OpenJurist

48 F3d 1223 Bradley v. United States

Gregory Duane BRADLEY, Appellant,
v.
UNITED STATES of America, Appellee.

No. 94-2601.

United States Court of Appeals,
Eighth Circuit.

Submitted: Feb. 3, 1995.
Filed: Feb. 28, 1995.

48 F.3d 1223
NOTICE: Eighth Circuit Rule 28A(k) governs citation of unpublished opinions and provides that no party may cite an opinion not intended for publication unless the cases are related by identity between the parties or the causes of action.

Before McMILLIAN, LOKEN, and HANSEN, Circuit Judges.

PER CURIAM.

1

Gregory Duane Bradley pleaded guilty to bank robbery, in violation of 18 U.S.C. Sec. 2113(d), and to possessing a firearm during a crime of violence, in violation of 18 U.S.C. Sec. 924(c). The district court1 calculated a Guidelines sentencing range of 33- 41 months for the robbery offense and sentenced Bradley to consecutive sentences of 33 months on the robbery offense and 60 months on the weapons offense, followed by four years of supervised release. Bradley subsequently filed a motion under 28 U.S.C. Sec. 2255 to vacate his sentence. After adopting the magistrate judge's2 report, the district court denied the motion, and Bradley appeals. We affirm.

2

In his section 2255 motion, Bradley argued that the district court incorrectly calculated his Guidelines sentencing range under U.S.S.G. Sec. 2K2.4, comment. (n.2) (Nov. 1991), which describes procedures to be used in sentencing an offender on both a section 924(c) weapon offense and "an underlying offense" (such as the robbery in this case).
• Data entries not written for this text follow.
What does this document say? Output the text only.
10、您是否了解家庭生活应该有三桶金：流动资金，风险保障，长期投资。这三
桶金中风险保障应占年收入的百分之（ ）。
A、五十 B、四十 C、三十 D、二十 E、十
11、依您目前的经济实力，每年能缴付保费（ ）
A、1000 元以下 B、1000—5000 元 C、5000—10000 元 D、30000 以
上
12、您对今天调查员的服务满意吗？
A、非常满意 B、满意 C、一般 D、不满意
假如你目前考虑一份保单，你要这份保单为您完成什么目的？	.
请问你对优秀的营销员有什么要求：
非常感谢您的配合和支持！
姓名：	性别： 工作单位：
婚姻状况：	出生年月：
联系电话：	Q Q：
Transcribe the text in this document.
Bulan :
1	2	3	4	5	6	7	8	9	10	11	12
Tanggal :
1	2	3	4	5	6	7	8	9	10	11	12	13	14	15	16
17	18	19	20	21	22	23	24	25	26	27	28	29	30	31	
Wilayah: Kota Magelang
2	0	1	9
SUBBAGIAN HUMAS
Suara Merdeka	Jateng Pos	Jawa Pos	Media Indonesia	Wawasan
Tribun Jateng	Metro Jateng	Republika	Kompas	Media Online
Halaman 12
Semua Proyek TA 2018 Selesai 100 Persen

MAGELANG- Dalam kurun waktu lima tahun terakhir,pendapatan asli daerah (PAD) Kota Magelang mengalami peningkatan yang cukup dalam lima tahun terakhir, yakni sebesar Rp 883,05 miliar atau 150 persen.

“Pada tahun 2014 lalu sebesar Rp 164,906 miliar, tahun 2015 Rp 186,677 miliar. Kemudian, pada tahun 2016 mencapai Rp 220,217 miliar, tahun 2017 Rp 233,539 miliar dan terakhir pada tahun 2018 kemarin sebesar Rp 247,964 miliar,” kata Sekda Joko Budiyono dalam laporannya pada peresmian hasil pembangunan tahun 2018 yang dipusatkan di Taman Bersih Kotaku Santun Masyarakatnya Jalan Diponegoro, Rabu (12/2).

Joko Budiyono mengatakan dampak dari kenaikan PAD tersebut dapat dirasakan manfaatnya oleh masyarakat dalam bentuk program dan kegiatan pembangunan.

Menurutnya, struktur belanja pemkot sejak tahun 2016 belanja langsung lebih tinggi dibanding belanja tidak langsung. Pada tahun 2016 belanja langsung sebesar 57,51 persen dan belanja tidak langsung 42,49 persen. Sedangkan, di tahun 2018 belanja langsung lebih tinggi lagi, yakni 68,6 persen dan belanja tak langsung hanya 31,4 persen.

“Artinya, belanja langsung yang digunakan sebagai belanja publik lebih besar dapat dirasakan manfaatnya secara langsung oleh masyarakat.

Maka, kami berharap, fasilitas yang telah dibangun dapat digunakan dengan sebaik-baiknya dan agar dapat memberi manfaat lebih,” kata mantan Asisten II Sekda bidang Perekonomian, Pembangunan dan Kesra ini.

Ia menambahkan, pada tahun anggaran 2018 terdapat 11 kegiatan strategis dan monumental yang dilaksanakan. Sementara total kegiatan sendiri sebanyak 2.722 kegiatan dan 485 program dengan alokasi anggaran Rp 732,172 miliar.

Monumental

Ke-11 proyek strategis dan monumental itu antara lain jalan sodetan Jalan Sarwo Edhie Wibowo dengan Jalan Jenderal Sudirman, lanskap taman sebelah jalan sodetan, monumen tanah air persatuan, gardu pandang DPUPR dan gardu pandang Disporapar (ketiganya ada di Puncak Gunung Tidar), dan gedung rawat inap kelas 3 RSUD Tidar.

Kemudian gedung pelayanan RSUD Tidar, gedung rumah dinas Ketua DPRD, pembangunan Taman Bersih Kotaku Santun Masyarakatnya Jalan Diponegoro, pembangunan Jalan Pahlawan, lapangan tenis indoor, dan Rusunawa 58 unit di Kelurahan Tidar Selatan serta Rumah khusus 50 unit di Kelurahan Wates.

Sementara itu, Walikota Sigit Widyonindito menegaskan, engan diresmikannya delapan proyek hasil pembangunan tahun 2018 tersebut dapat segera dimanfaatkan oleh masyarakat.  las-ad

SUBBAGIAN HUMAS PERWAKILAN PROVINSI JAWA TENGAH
Bradley argued that the district court miscalculated his sentence, that he was subject to only one sentence for both offenses within a Guidelines range of 57-71 months, and that he received ineffective assistance of counsel. The court rejected Bradley's claims on their merits.

3

We review de novo the denial of Bradley's section 2255 motion and, as it was denied without a hearing, we will affirm only if the record conclusively shows he is not entitled to relief. See Holloway v. United States, 960 F.2d 1348, 1351 (8th Cir. 1992). We also review de novo the application of the Sentencing Guidelines. United States v. Casares-Cardenas, 14 F.3d 1283, 1288 (8th Cir.), cert. denied, 115 S. Ct. 147 (1994).

4

We agree with the district court that Bradley's sentencing claim fails because the court correctly followed Application Note 2 to section 2K2.4 in calculating the sentencing range for the robbery offense. Specifically, the district court properly refrained from assessing a five-level increase for Bradley's conduct in brandishing a firearm during the robbery. See U.S.S.G. Sec. 2K2.4, comment. (n.2) (specific offense characteristics for use of firearm in connection with underlying offense are not to be applied when defendant also sentenced for section 924(c) weapon offense). Bradley renews the argument he made below that, using an alternative sentencing procedure described in the second paragraph of Application Note 2, he should have been sentenced for both offenses under a single sentencing range.3 Bradley misapprehends the language in question, which was designed to prevent the anomalous result of an offender receiving a lighter sentence for the underlying offense with a section 924(c) conviction than if he was convicted solely of the underlying offense. See U.S.S.G. App. C, Amend. 405 (Nov. 1991). The district court correctly concluded that Bradley's case did not fall in that category of cases and that the alternative sentencing procedure was thus inapplicable. We reject as meritless Bradley's arguments regarding the ambiguity of the sentencing scheme. See United States v. Mrazek, 998 F.2d 453, 455 (7th Cir. 1993) ("Application Note 2 is not ambiguous").

5

Because the district court correctly calculated Bradley's sentencing range, we also reject as meritless Bradley's renewed claim that counsel allowed him to be sentenced incorrectly. We have carefully considered Bradley's remaining contentions and conclude that they are without merit.

6

Accordingly, we affirm the judgment of the district court.

1

The Honorable Elsijane Trimble Roy, Senior United States District Judge for the Eastern District of Arkansas

2

The Honorable Jerry Cavaneau, United States Magistrate Judge for the Eastern District of Arkansas

3

The second paragraph of Application Note 2 provides as follows:

Provided, that where the maximum of the guideline range ... determined by an offense level adjusted under the procedure described in the preceding paragraph, plus the term of imprisonment required under 18 U.S.C. Sec. 924(c) ... is less than the maximum of the guideline range that would apply to the underlying offense absent such adjustment, the procedure described in the preceding paragraph does not apply. Instead, the guideline range applicable to the underlying offense absent such adjustment is to be used after subtracting the term of imprisonment imposed under 18 U.S.C. Sec. 924(c) ... from both the minimum and maximum of such range.

U.S.S.G. Sec. 2K2.4, comment. (n.2) (1991).